クラフト)東海地区、名古屋は日本の経済の先行指数とも言われている地域なので、私は毎回、このさくらレポートでは、ここを重点的に見ます。今回は厳しい状態が続くなかでも持ち直していると思います。
飯田)持ち直している。
クラフト)ワクチンが普及して、持ち直してくれるといいなと思います。いまは世界的に自動車需要が高まっています。トヨタさんも好調な業績を上げているので、今年(2021年)の後半から来年にかけて、上振れしてくれるのかどうかを注目しています。
飯田)東海地区の7月期の判断ですが、横ばいという形になっています。今後、後半にかけて期待という感じですね。

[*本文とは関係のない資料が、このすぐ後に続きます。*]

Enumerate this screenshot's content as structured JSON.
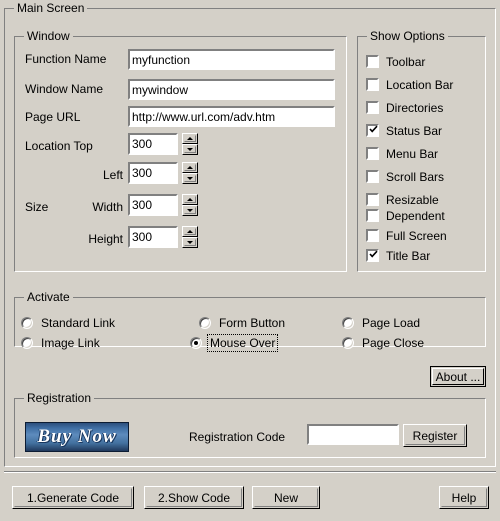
{
  "app": {
    "main_group_label": "Main Screen",
    "background": "#d4d0c8"
  },
  "window_group": {
    "label": "Window",
    "fields": [
      {
        "label": "Function Name",
        "value": "myfunction"
      },
      {
        "label": "Window Name",
        "value": "mywindow"
      },
      {
        "label": "Page URL",
        "value": "http://www.url.com/adv.htm"
      }
    ],
    "spinners": [
      {
        "label_main": "Location Top",
        "label_sub": "",
        "value": "300"
      },
      {
        "label_main": "",
        "label_sub": "Left",
        "value": "300"
      },
      {
        "label_main": "Size",
        "label_sub": "Width",
        "value": "300"
      },
      {
        "label_main": "",
        "label_sub": "Height",
        "value": "300"
      }
    ]
  },
  "show_options": {
    "label": "Show Options",
    "items": [
      {
        "label": "Toolbar",
        "checked": false
      },
      {
        "label": "Location Bar",
        "checked": false
      },
      {
        "label": "Directories",
        "checked": false
      },
      {
        "label": "Status Bar",
        "checked": true
      },
      {
        "label": "Menu Bar",
        "checked": false
      },
      {
        "label": "Scroll Bars",
        "checked": false
      },
      {
        "label": "Resizable",
        "checked": false
      },
      {
        "label": "Dependent",
        "checked": false
      },
      {
        "label": "Full Screen",
        "checked": false
      },
      {
        "label": "Title Bar",
        "checked": true
      }
    ]
  },
  "activate": {
    "label": "Activate",
    "options": [
      {
        "label": "Standard Link",
        "selected": false,
        "focused": false
      },
      {
        "label": "Image Link",
        "selected": false,
        "focused": false
      },
      {
        "label": "Form Button",
        "selected": false,
        "focused": false
      },
      {
        "label": "Mouse Over",
        "selected": true,
        "focused": true
      },
      {
        "label": "Page Load",
        "selected": false,
        "focused": false
      },
      {
        "label": "Page Close",
        "selected": false,
        "focused": false
      }
    ],
    "about_button": "About ..."
  },
  "registration": {
    "label": "Registration",
    "buy_now_label": "Buy Now",
    "code_label": "Registration Code",
    "code_value": "",
    "register_button": "Register"
  },
  "bottom_bar": {
    "generate_code": "1.Generate Code",
    "show_code": "2.Show Code",
    "new_button": "New",
    "help_button": "Help"
  }
}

「販売価格判断指数」が3月から6月で微増~デフレ展開になりかねない
クラフト)もう1つ気になったのは、さくらレポートの前に出た短観です。
飯田)日銀短観。
クラフト)「日銀短観指数」ですが、このなかに「仕入れ価格判断指数」というものがありまして、3月時の指数と6月時の指数の差額が11ポイント反発しているのです。
飯田)11ポイント反発。
クラフト)同時に、「販売価格判断指数」が3月から6月に、微増という感じで6ポイント上がっているのです。各企業が仕入れる価格が高騰するなか、売れる価格が限定で押し支えられてしまっていて、企業の収益率が下がってしまうということです。これが何を示すかというと、デフレの構図なのです。
飯田)要するに価格展開できないと。
クラフト)そういうことです。それで今度は賃金を引き下げてコストカットする、賃金が減ると消費が減る、すると企業の収益がまた減る、この悪循環に陥りかねないので、注視する必要があると思います。コロナの影響で、一時的なものかも知れませんけれど、これが長く続くようだと、またデフレ展開になりかねないので要注意です。
まだ安心できる状況ではない~今後、格差が広がる可能性も
飯田)いまおっしゃったその循環は、「デフレスパイラル」という名前で、リーマンショックのあと、よく言われていたことですよね。
クラフト)そうですね。最近言われないので。
飯田)ようやく言われなくなった。
クラフト)でも忘れてはいけません。あとは格差の広がりですが、これはアメリカをはじめ世界でもコロナによって広まっています。そのような不満も浮上して来ます。アメリカなどは、ワクチン普及で高揚していますが、まだまだ安心できる状況ではありません。
収益アップの見通しがないままコストだけを引き上げてしまうと、デフレの構図になる
飯田)いままさにデフレに行くかどうかという、とば口に立っているということですね。先日、「最低賃金を引き上げたらどうだ」というような議論がありましたが、企業からすると、「最低賃金を引き上げられたら、人が雇えなくなってしまう」という意見もありました。
クラフト)賃金を上げて、それで企業の収益も上がればいいのですけれど、収益アップの見通しがないままコストだけを引き上げてしまうと、先ほど言ったように、デフレの構図になります。企業の収益が減ってしまうと元も子もなくなります。このようなときに賃金を上げ過ぎる、あるいは早く上げ過ぎると逆効果になりますので、コロナの様子を見ながら、慎重に上げて行くべきではないかと思います。
シングルマザーなど、困っている低所得層を社会保障として手厚く助けるべき
飯田)賃金を上げるなら、その分を企業負担ではなく、時限的に政府から補助を出すというのはどうでしょうか?
クラフト)本来は1年前にそういう措置に踏み切るべきだったのかも知れません。アメリカの場合は、待遇がよ過ぎるくらい大盤振る舞いしてしまって、逆の問題が起きています。
飯田)みんな働かなくなってしまった。
クラフト)そうなのです。日本の場合は慎重に、第1弾は打ったのですけれど、そのあとが続かなかった。どちらがいいのか難しいのですが、個人的には、以前もこの番組で主張したのですけれど、コロナによって打撃を受けている女性、特にシングルマザーへの影響を心配しています。
飯田)非正規だと、雇用を切られることもあります。
クラフト)全員に同じように給付するのではなく、いちばん困っている低所得層に厚く手当を充てるべきでしょう。経済対策ではなく、社会保障と見て、そこは困っている人を手厚く助けて行くべきだと思います。